Pero vamos al tema del momento, porque la prioridad nacional es precisamente eso, una prioridad para muchos a los que el tema les tiene locos por la música. Por supuesto a Vox, que se ha trabajado estas negociaciones autonómicas con el objetivo de encontrar siempre puntos de confrontación, que es donde encuentra su modus vivendi. Si este asunto se pacifica, inmediatamente tendrán que buscar o inventar otro, porque Vox no se autorrealiza gobernando, sino proponiendo una alternativa, más aspiracional que real, a la política y a la sociedad.
Por su parte, para el PSOE y el sanchismo esta es una baza de triunfos que le dan la derecha y la ultraderecha para alimentar su única razón de ser y de estar: evitar la llegada de estas al poder. Obviamente jugarán esas cartas sin mirarse a sí mismos y a la larga retahíla de desigualdades y discriminaciones que han auspiciado con el fáctico principio de prioridad para Cataluña con el que han conseguido mantenerse en el poder.
Y por último, y casi de forma unánime, los medios de comunicación están desatados voceando lo que creen que es la incongruencia del PP y su indigna rendición ideológica ante el (para ellos evidente) racismo de Vox. Si es preciso, y para que no se les estropee la entradilla a los Vallés o Alsina de turno, se ignoran los condicionantes de «adecuación a la legalidad» o de «arraigo real, duradero y verificable», que están incluidos en el texto y que desactivan cualquier amenaza de inconstitucionalidad o acusación de xenofobia.
Parece entonces que casi nadie quiere ver que quizá esta vez es el PP quien ha jugado de mano maestra. En primer lugar, han dejado que Vox se ponga una medalla, que es lo que más les gusta, con una disposición que es uno de los desiderátum estrella de su ideario, pero que nace muerta en virtud de las limitaciones legales y prácticas con las que se acompaña. Y, además, mejor ceder en una medida muy mediática pero inane, que tener que conceder alguna otra pieza con mayor impacto efectivo.
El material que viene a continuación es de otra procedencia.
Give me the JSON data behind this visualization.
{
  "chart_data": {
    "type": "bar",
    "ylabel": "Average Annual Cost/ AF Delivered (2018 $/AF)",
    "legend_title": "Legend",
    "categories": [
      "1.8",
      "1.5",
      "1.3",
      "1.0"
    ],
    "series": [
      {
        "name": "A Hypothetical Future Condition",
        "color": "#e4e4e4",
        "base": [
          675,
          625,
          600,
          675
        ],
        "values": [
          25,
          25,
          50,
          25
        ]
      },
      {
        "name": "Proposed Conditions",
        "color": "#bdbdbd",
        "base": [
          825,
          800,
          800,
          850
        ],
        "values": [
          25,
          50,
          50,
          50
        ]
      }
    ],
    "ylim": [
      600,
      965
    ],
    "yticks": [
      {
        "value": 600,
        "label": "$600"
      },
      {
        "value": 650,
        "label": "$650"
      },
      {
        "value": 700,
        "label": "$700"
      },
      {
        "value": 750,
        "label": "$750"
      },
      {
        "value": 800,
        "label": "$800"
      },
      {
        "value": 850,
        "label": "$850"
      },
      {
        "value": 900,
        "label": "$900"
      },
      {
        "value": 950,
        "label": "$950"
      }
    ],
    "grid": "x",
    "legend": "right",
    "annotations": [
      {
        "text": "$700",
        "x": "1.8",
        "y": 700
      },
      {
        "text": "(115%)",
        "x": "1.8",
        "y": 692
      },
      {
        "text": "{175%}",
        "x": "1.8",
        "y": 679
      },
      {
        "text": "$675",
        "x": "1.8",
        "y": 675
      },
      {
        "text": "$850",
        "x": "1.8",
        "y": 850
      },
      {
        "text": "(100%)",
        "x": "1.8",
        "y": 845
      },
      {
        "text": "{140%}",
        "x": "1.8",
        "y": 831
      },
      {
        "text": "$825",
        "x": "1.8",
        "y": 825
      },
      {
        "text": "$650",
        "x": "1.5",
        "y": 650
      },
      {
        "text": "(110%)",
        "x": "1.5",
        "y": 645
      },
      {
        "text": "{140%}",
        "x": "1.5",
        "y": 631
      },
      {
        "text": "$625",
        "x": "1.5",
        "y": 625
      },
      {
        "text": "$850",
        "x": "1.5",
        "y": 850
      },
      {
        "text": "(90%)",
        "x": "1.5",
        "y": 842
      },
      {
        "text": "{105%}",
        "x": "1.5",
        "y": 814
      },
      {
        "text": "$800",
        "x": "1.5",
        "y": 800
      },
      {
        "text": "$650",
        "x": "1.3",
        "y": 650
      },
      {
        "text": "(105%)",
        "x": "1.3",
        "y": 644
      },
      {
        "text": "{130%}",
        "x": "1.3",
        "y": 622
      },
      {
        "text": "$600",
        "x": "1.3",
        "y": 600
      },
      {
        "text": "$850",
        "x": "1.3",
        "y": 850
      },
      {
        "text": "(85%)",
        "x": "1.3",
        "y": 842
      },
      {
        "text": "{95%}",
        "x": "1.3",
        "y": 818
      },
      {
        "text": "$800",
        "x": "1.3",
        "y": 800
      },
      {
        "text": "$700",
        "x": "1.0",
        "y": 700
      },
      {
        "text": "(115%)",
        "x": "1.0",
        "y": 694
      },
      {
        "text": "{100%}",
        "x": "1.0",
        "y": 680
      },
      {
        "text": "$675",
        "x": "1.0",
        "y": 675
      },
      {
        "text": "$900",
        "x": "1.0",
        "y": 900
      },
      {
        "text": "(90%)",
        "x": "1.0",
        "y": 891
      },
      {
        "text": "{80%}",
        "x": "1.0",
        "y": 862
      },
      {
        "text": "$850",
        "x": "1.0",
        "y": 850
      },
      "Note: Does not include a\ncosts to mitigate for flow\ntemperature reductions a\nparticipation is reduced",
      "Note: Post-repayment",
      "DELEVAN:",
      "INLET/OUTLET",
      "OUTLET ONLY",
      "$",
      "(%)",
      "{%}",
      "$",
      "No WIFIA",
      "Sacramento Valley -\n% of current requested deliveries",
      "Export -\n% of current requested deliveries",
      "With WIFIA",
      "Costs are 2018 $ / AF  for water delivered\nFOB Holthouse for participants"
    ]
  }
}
Y, por otro lado, puede que los indignaditos de los medios nos estemos cebando otra vez con la habitual torpeza de los populares y no pulsemos correctamente el sentir de los ciudadanos. A ver si con este tema se están pasando los progres en la dosis de superioridad moral y resulta que a los españoles no les suena tan mal esto de tener alguna prioridad en recibir los servicios que pagan. Porque todos saben que no se trata de que se vaya a dejar morir a un emigrante sin papeles en la puerta de un hospital, y, sin embargo, también todos saben de multitud de abusos, de desigualdades y de despilfarros que se generan alrededor de las ayudas y servicios de acogida.
En unas semanas vamos a ver cómo responden los andaluces, y en especial los de las provincias con mayor número de emigrantes, ante el desastroso proceso de regularización masiva; y también si castigan más la prioridad nacional del PP y de Vox o la prioridad de la financiación singular de Cataluña, de las amnistías de los golpistas, de la impunidad de los ERES o de las excarcelaciones de los presos etarras. Cuidado entonces con las prioridades que, como el culo, cada uno tiene el suyo y todos son diferentes.